Secretário de Saúde do Paraná, Beto Preto

Uma solução já testada em Jacarezinho, divisa com São Paulo, acompanhado pela 19ª Regional da Secretaria Estadual de Saúde, constatou a eficácia no controle do mosquito Aedes aegypti – transmissor da dengue, entre outras doenças. O processo desenvolvido pela Forrest Brasil, subsidiária da israelense Forrest Inovations, utiliza a tecnologia chamada de “inseto estéril”.
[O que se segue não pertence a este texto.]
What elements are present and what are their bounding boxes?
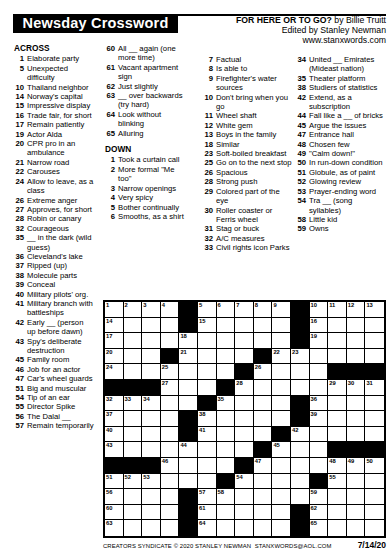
clue-column-1: ACROSS1Elaborate party5Unexpected diffic… bbox=[12, 44, 94, 431]
clue-number: 8 bbox=[201, 64, 216, 73]
clue-across-65: 65Alluring bbox=[103, 129, 189, 138]
cell-number: 45 bbox=[273, 442, 279, 449]
cell-r9c14[interactable] bbox=[347, 427, 366, 443]
clue-number: 44 bbox=[294, 111, 309, 120]
clue-number: 37 bbox=[12, 261, 27, 270]
clue-text: Trade fair, for short bbox=[27, 111, 94, 120]
clue-across-24: 24Allow to leave, as a class bbox=[12, 177, 94, 196]
cell-r7c12[interactable]: 36 bbox=[310, 396, 329, 412]
clue-number: 36 bbox=[12, 252, 27, 261]
cell-r7c3[interactable]: 34 bbox=[142, 396, 161, 412]
cell-r12c1[interactable]: 51 bbox=[105, 474, 124, 490]
clue-number: 47 bbox=[294, 130, 309, 139]
cell-r14c13[interactable] bbox=[328, 505, 347, 521]
cell-r2c3[interactable] bbox=[142, 318, 161, 334]
cell-number: 24 bbox=[106, 364, 112, 371]
cell-r4c7[interactable] bbox=[217, 349, 236, 365]
clue-down-45: 45Argue the issues bbox=[294, 121, 386, 130]
cell-r1c15[interactable]: 13 bbox=[365, 302, 384, 318]
cell-number: 63 bbox=[106, 520, 112, 527]
footer-date: 7/14/20 bbox=[358, 540, 386, 550]
clue-text: CPR pro in an ambulance bbox=[27, 139, 94, 158]
cell-r3c9[interactable] bbox=[254, 333, 273, 349]
cell-r8c8[interactable] bbox=[235, 411, 254, 427]
cell-r5c4[interactable]: 25 bbox=[161, 364, 180, 380]
cell-r10c7[interactable] bbox=[217, 442, 236, 458]
cell-r3c6[interactable] bbox=[198, 333, 217, 349]
cell-r1c8[interactable]: 7 bbox=[235, 302, 254, 318]
clue-text: In run-down condition bbox=[309, 158, 386, 167]
cell-r2c6[interactable]: 15 bbox=[198, 318, 217, 334]
cell-number: 25 bbox=[162, 364, 168, 371]
cell-r5c12[interactable] bbox=[310, 364, 329, 380]
cell-r3c13[interactable] bbox=[328, 333, 347, 349]
cell-r5c2[interactable] bbox=[124, 364, 143, 380]
cell-r14c8[interactable] bbox=[235, 505, 254, 521]
clue-number: 16 bbox=[12, 111, 27, 120]
cell-number: 31 bbox=[366, 380, 372, 387]
clue-text: __ in the dark (wild guess) bbox=[27, 233, 94, 252]
clue-number: 45 bbox=[294, 121, 309, 130]
cell-r4c11[interactable]: 23 bbox=[291, 349, 310, 365]
cell-r11c15[interactable]: 50 bbox=[365, 458, 384, 474]
cell-r3c14[interactable] bbox=[347, 333, 366, 349]
clue-text: Narrow road bbox=[27, 158, 94, 167]
cell-number: 9 bbox=[273, 302, 276, 309]
clue-down-12: 12White gem bbox=[201, 121, 292, 130]
cell-r2c10[interactable] bbox=[272, 318, 291, 334]
cell-r6c6[interactable] bbox=[198, 380, 217, 396]
cell-r8c12[interactable]: 39 bbox=[310, 411, 329, 427]
cell-r2c14[interactable] bbox=[347, 318, 366, 334]
cell-r15c9[interactable] bbox=[254, 520, 273, 536]
cell-r9c13[interactable] bbox=[328, 427, 347, 443]
cell-r15c10[interactable] bbox=[272, 520, 291, 536]
masthead-title: Newsday Crossword bbox=[22, 15, 168, 31]
cell-r3c5[interactable]: 18 bbox=[179, 333, 198, 349]
cell-r1c2[interactable]: 2 bbox=[124, 302, 143, 318]
cell-r11c5[interactable] bbox=[179, 458, 198, 474]
cell-r12c9[interactable] bbox=[254, 474, 273, 490]
cell-r9c1[interactable]: 40 bbox=[105, 427, 124, 443]
clue-text: More formal "Me too" bbox=[118, 165, 189, 184]
cell-r11c12[interactable] bbox=[310, 458, 329, 474]
cell-r13c8[interactable] bbox=[235, 489, 254, 505]
cell-r12c2[interactable]: 52 bbox=[124, 474, 143, 490]
cell-r13c2[interactable] bbox=[124, 489, 143, 505]
cell-r3c12[interactable]: 19 bbox=[310, 333, 329, 349]
cell-r1c13[interactable]: 11 bbox=[328, 302, 347, 318]
clue-text: Spy's deliberate destruction bbox=[27, 337, 94, 356]
cell-number: 3 bbox=[143, 302, 146, 309]
black-square-r12c7 bbox=[217, 474, 236, 490]
clue-across-27: 27Approves, for short bbox=[12, 205, 94, 214]
cell-r12c6[interactable] bbox=[198, 474, 217, 490]
cell-r9c2[interactable] bbox=[124, 427, 143, 443]
black-square-r10c9 bbox=[254, 442, 273, 458]
cell-r10c10[interactable]: 45 bbox=[272, 442, 291, 458]
clue-across-21: 21Narrow road bbox=[12, 158, 94, 167]
cell-number: 37 bbox=[106, 411, 112, 418]
cell-r3c3[interactable] bbox=[142, 333, 161, 349]
cell-r10c5[interactable]: 44 bbox=[179, 442, 198, 458]
cell-r1c10[interactable]: 9 bbox=[272, 302, 291, 318]
clue-text: Car's wheel guards bbox=[27, 374, 94, 383]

O controle natural de vetores (CNV) foi desenvolvido inteiramente no Paraná pela startup incubada no Tecpar em Araucária, que agora deixa o instituto para iniciar suas operações empresariais também no norte
paranaense.

NOVA FERRAMENTA

Iniciando o ano epidemiológico da dengue, o secretário estadual de Saúde, Beto Preto, manifestou ao ministro da Saúde, Eduardo Pazuello, o desejo de utilizar esta nova ferramenta ao lado de outras modalidades de combate à doença.

INSETO ESTÉRIL

Como o CNV da Forrest Brasil é uma técnica de manejo biológico, as ações de planejamento iniciam-se com antecedência, com uma colônia de Aedes aegypti para cada região a ser tratada, gerando os insetos estéreis e para um tratamento em larga escala. A iniciativa propicia um sistema de controle biológico para a eliminação/controle do mosquito transmissor de doenças como a dengue, zika e chikungunya

A redução do número de insetos no ambiente tem sinergia com outras técnicas de controle biológico em estudo pela Fiocruz, como ao inseto infectado pela bactéria Wolbachia sp.